Health and disease associations

Clinically, bilirubin levels are commonly measured as part of liver function tests and newborn screening. While biliverdin itself is less frequently a direct diagnostic target, understanding its relation to bilirubin metabolism helps explain conditions such as neonatal jaundice, cholestasis, and hemolysis. The balance between biliverdin production, biliverdin reductase activity, and bilirubin conjugation underpins the body’s ability to manage heme-derived compounds safely.

Clinical significance and applications

Neonatal jaundice and treatment

A well-known clinical context involves newborns, where rapid turnover of fetal hemoglobin can overwhelm the neonatal liver’s capacity to conjugate bilirubin efficiently. This can lead to elevated bilirubin levels and, in severe cases, bilirubin encephalopathy. Treatments such as phototherapy exploit the chemical properties of bilirubin, using light to isomerize and accelerate the clearance of bilirubin from the body. The science here rests on the broader heme degradation pathway, in which biliverdin sits as an upstream precursor and a component of the system that clinicians monitor during management of jaundice.

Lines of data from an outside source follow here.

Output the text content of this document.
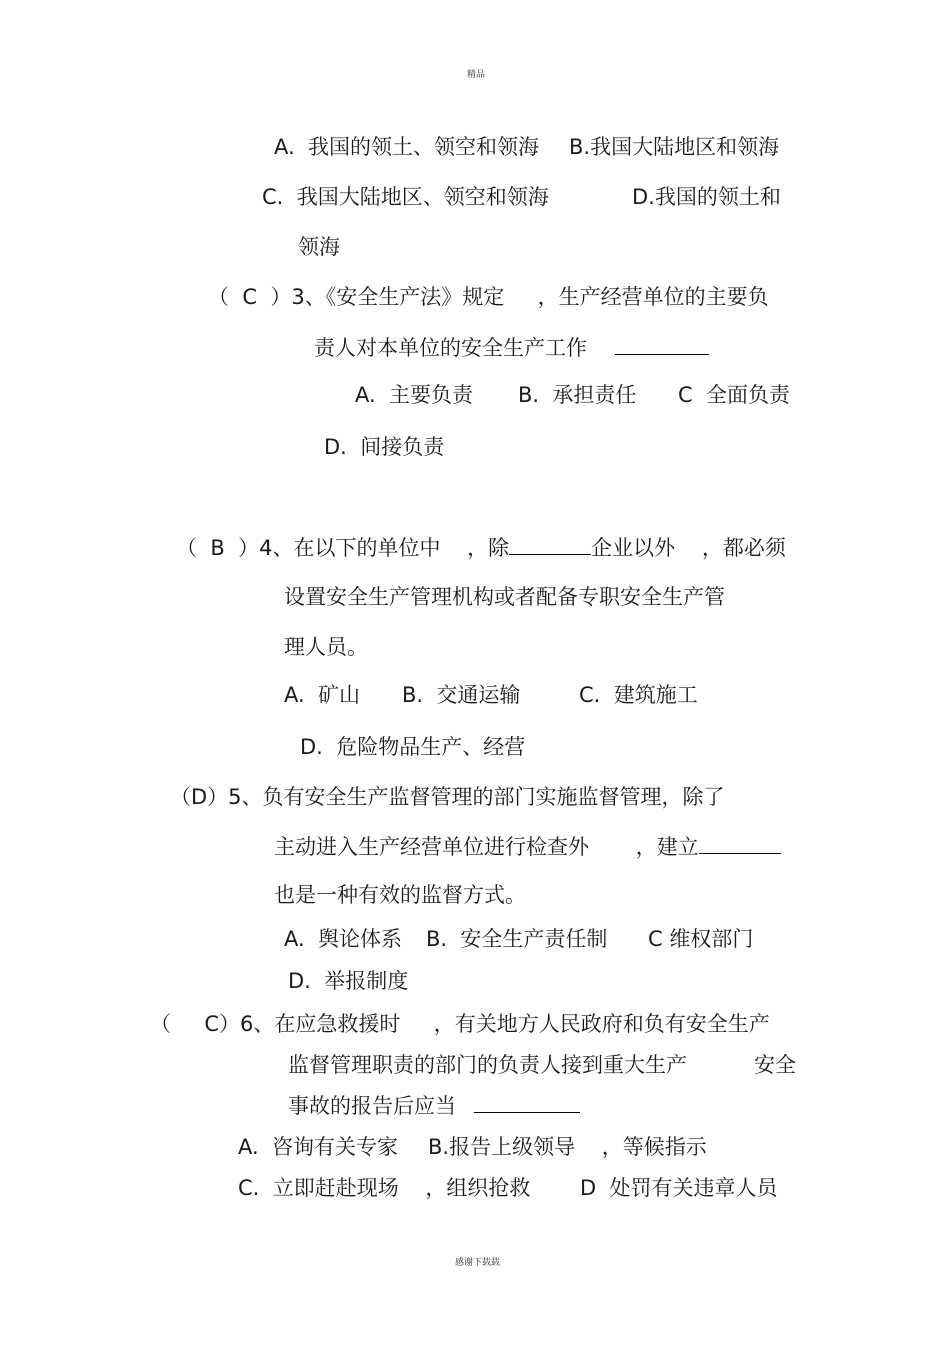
精品
A.  我国的领土、领空和领海 B.我国大陆地区和领海
C.  我国大陆地区、领空和领海	D.我国的领土和
领海
（  C  ）3、《安全生产法》规定     ，生产经营单位的主要负
责人对本单位的安全生产工作
A.  主要负责 B.  承担责任 C  全面负责
D.  间接负责
（  B  ）4、在以下的单位中    ，除	企业以外    ，都必须
设置安全生产管理机构或者配备专职安全生产管
理人员。
A.  矿山 B.  交通运输	C.  建筑施工
D.  危险物品生产、经营
（D）5、负有安全生产监督管理的部门实施监督管理，除了
主动进入生产经营单位进行检查外       ，建立
也是一种有效的监督方式。
A.  舆论体系 B.  安全生产责任制 C 维权部门
D.  举报制度
（     C）6、在应急救援时     ，有关地方人民政府和负有安全生产
监督管理职责的部门的负责人接到重大生产	安全
事故的报告后应当
A.  咨询有关专家 B.报告上级领导    ，等候指示
C.  立即赶赴现场    ，组织抢救 D  处罚有关违章人员
感谢下载载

Diagnostics and biomarkers

Biliverdin and bilirubin levels can inform assessments of liver function and hemolysis in various clinical scenarios. While bilirubin remains the primary diagnostic readout in many cases, the relationship to biliverdin provides insight into the overall activity of heme metabolism and the capacity of glucuronidation pathways to process bilirubin for excretion.

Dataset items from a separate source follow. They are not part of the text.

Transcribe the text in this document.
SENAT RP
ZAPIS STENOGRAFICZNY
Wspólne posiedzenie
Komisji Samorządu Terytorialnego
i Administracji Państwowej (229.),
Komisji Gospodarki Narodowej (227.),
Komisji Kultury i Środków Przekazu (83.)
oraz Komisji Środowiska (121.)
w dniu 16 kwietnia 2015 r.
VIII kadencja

Research and therapeutic avenues

Beyond conventional medicine, biliverdin’s role as a chromophore in imaging, and its potential antioxidant properties, keep it on the radar of translational research. The use of biliverdin-dependent systems in imaging and sensing reflects a broader trend toward leveraging endogenous metabolic products to advance diagnostic and therapeutic capabilities.

History and context

The name biliverdin derives from its origin in bile and its verdant coloration. The study of heme breakdown and the enzymes that drive the generation and transformation of biliverdin and bilirubin has a long history in biochemistry, tying together ideas about oxygen biology, detoxification, and the evolution of heme-dependent systems. The practical implications of this pathway—ranging from neonatal care to advanced imaging—show how a basic metabolic product can intersect with modern medicine and technology.